Where is the evidence? OK, I can contact my local councillor by email, it doesn’t mean that the answer is any better than if I’d waited to a response to a voicemail or letter, they’ll still be waiting on a response from a council worker. What it might mean is that I’ve jumped the queue on the person without access to email.
As I’ve stated before there is great potential for improving services, including the democratic ones but fundamentally it’s the process behind it, and it has to recognise that some will never be able to use it and that shouldn’t reduce their chances of being heard.
Rather than assumptions, I’d like to see more evidence from this country (cultures and systems vary, along with connectivity). This includes more ‘measured’ pilots.
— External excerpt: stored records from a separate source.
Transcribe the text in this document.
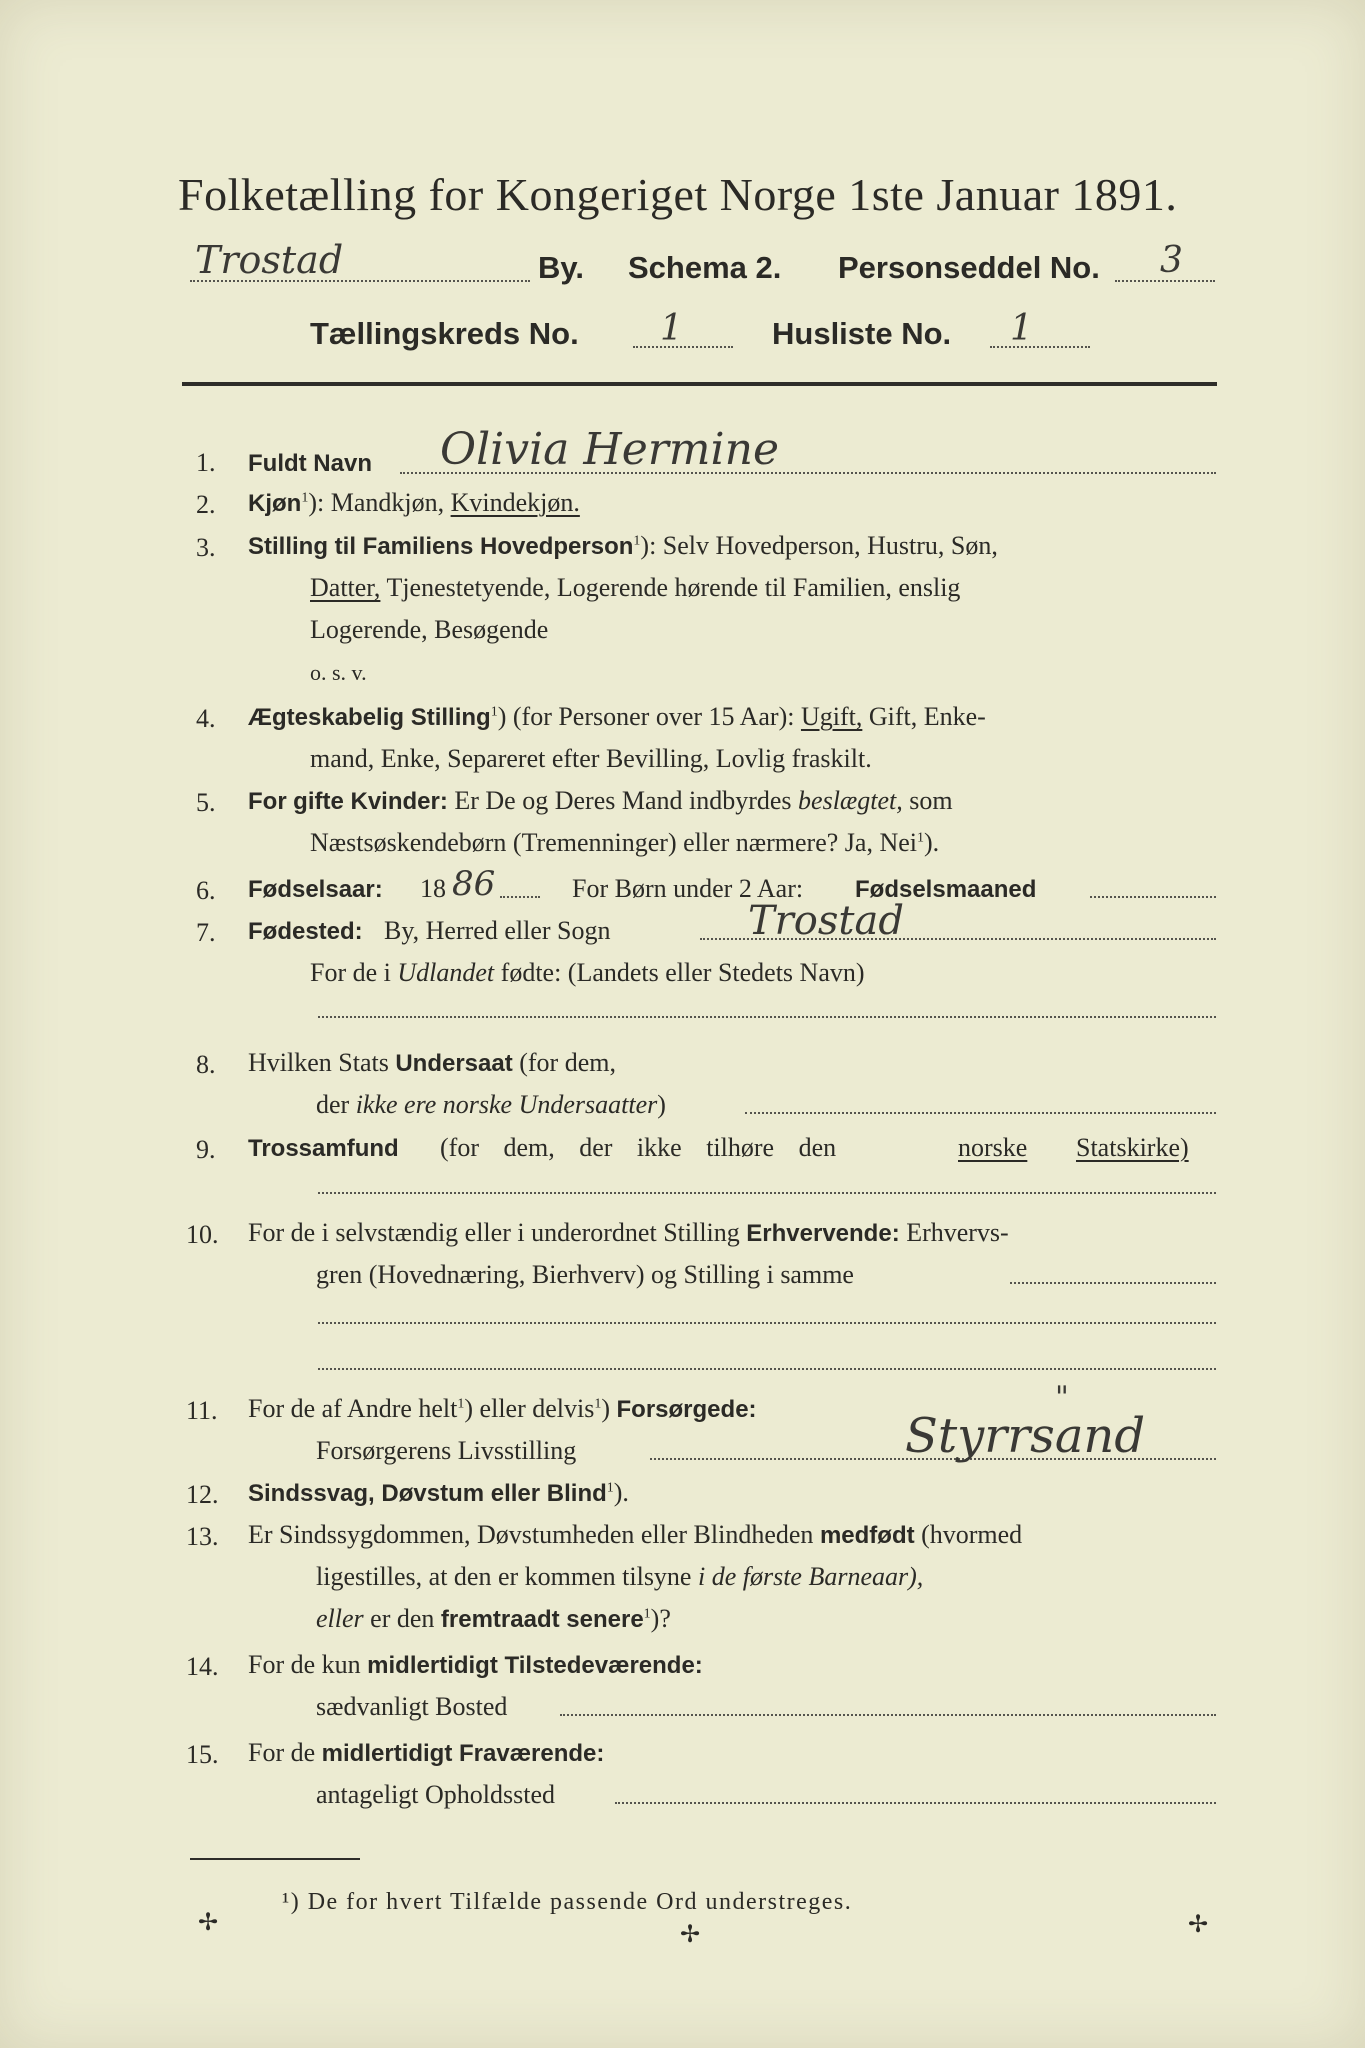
Folketælling for Kongeriget Norge 1ste Januar 1891.
Trostad	By. Schema 2. Personseddel No. 3
Tællingskreds No. 1	Husliste No. 1
1. Fuldt Navn Olivia Hermine
2. Kjøn$^1$): Mandkjøn, Kvindekjøn.
3. Stilling til Familiens Hovedperson$^1$): Selv Hovedperson, Hustru, Søn,
Datter, Tjenestetyende, Logerende hørende til Familien, enslig
Logerende, Besøgende
o. s. v.
4. Ægteskabelig Stilling$^1$) (for Personer over 15 Aar): Ugift, Gift, Enke-
mand, Enke, Separeret efter Bevilling, Lovlig fraskilt.
5. For gifte Kvinder: Er De og Deres Mand indbyrdes beslægtet, som
Næstsøskendebørn (Tremenninger) eller nærmere? Ja, Nei$^1$).
6. Fødselsaar: 18 86	For Børn under 2 Aar: Fødselsmaaned
7. Fødested: By, Herred eller Sogn	Trostad
For de i Udlandet fødte: (Landets eller Stedets Navn)
8. Hvilken Stats Undersaat (for dem,
der ikke ere norske Undersaatter)
9. Trossamfund (for dem, der ikke tilhøre den	norske Statskirke)
10. For de i selvstændig eller i underordnet Stilling Erhvervende: Erhvervs-
gren (Hovednæring, Bierhverv) og Stilling i samme
11. For de af Andre helt$^1$) eller delvis$^1$) Forsørgede:	"
Forsørgerens Livsstilling	Styrrsand
12. Sindssvag, Døvstum eller Blind$^1$).
13. Er Sindssygdommen, Døvstumheden eller Blindheden medfødt (hvormed
ligestilles, at den er kommen tilsyne i de første Barneaar),
eller er den fremtraadt senere$^1$)?
14. For de kun midlertidigt Tilstedeværende:
sædvanligt Bosted
15. For de midlertidigt Fraværende:
antageligt Opholdssted
¹) De for hvert Tilfælde passende Ord understreges.
✢	✢	✢
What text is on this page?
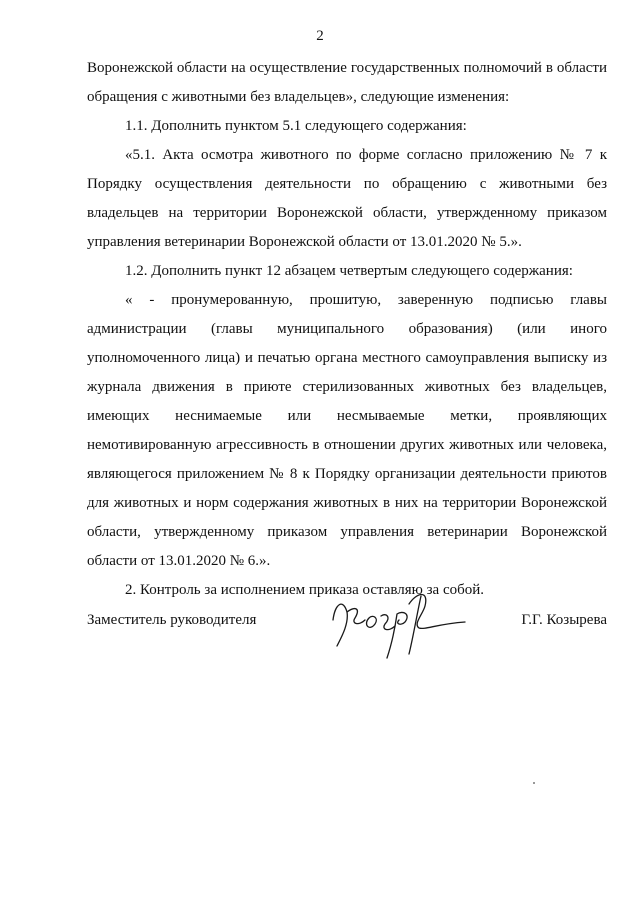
2

Воронежской области на осуществление государственных полномочий в области обращения с животными без владельцев», следующие изменения:

1.1. Дополнить пунктом 5.1 следующего содержания:

«5.1. Акта осмотра животного по форме согласно приложению № 7 к Порядку осуществления деятельности по обращению с животными без владельцев на территории Воронежской области, утвержденному приказом управления ветеринарии Воронежской области от 13.01.2020 № 5.».

1.2. Дополнить пункт 12 абзацем четвертым следующего содержания:

« - пронумерованную, прошитую, заверенную подписью главы администрации (главы муниципального образования) (или иного уполномоченного лица) и печатью органа местного самоуправления выписку из журнала движения в приюте стерилизованных животных без владельцев, имеющих неснимаемые или несмываемые метки, проявляющих немотивированную агрессивность в отношении других животных или человека, являющегося приложением № 8 к Порядку организации деятельности приютов для животных и норм содержания животных в них на территории Воронежской области, утвержденному приказом управления ветеринарии Воронежской области от 13.01.2020 № 6.».

2. Контроль за исполнением приказа оставляю за собой.

Заместитель руководителя	Г.Г. Козырева
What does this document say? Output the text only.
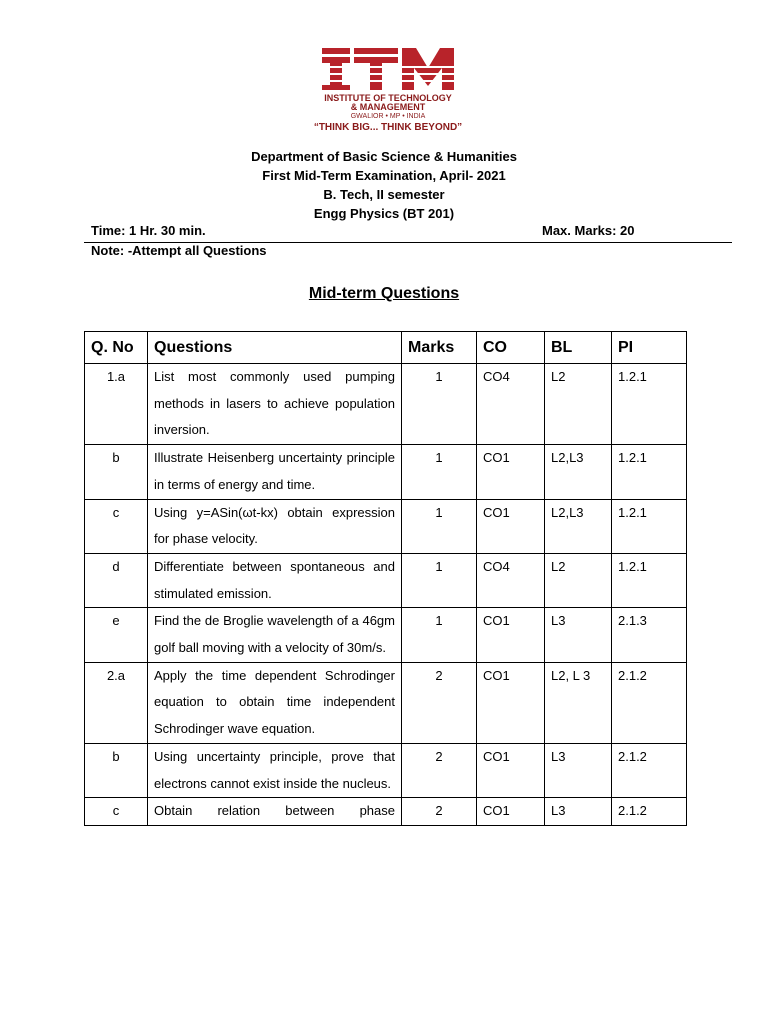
INSTITUTE OF TECHNOLOGY
& MANAGEMENT
GWALIOR • MP • INDIA
“THINK BIG... THINK BEYOND”
Department of Basic Science & Humanities
First Mid-Term Examination, April- 2021
B. Tech, II semester
Engg Physics (BT 201)
Time: 1 Hr. 30 min.	Max. Marks: 20
Note: -Attempt all Questions
Mid-term Questions
Q. No	Questions	Marks	CO	BL	PI
1.a	List most commonly used pumping methods in lasers to achieve population inversion.	1	CO4	L2	1.2.1
b	Illustrate Heisenberg uncertainty principle in terms of energy and time.	1	CO1	L2,L3	1.2.1
c	Using y=ASin(ωt-kx) obtain expression for phase velocity.	1	CO1	L2,L3	1.2.1
d	Differentiate between spontaneous and stimulated emission.	1	CO4	L2	1.2.1
e	Find the de Broglie wavelength of a 46gm golf ball moving with a velocity of 30m/s.	1	CO1	L3	2.1.3
2.a	Apply the time dependent Schrodinger equation to obtain time independent Schrodinger wave equation.	2	CO1	L2, L 3	2.1.2
b	Using uncertainty principle, prove that electrons cannot exist inside the nucleus.	2	CO1	L3	2.1.2
c	Obtain relation between phase	2	CO1	L3	2.1.2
What I do think is missing is any review (post-implementation review, lessons learned etc) that might guide those still trying to steer the little e-ships.
If X could say we did Y and it didn’t work, so try Z. If we had clear case studies that weren’t value laden…etc
Trying to coax councillors into believing that e- is worth it is hard. Trying to get their electorate to accept the expenditure is equally hard. It can only be supported by successful pilots.
I suspected at the end of the e-Government Unit that much documentation would vapourise, so saved what I wanted for research purposes then. The post BVPI157 review appears to have been: “well done, you all did it, cheers, goodbye!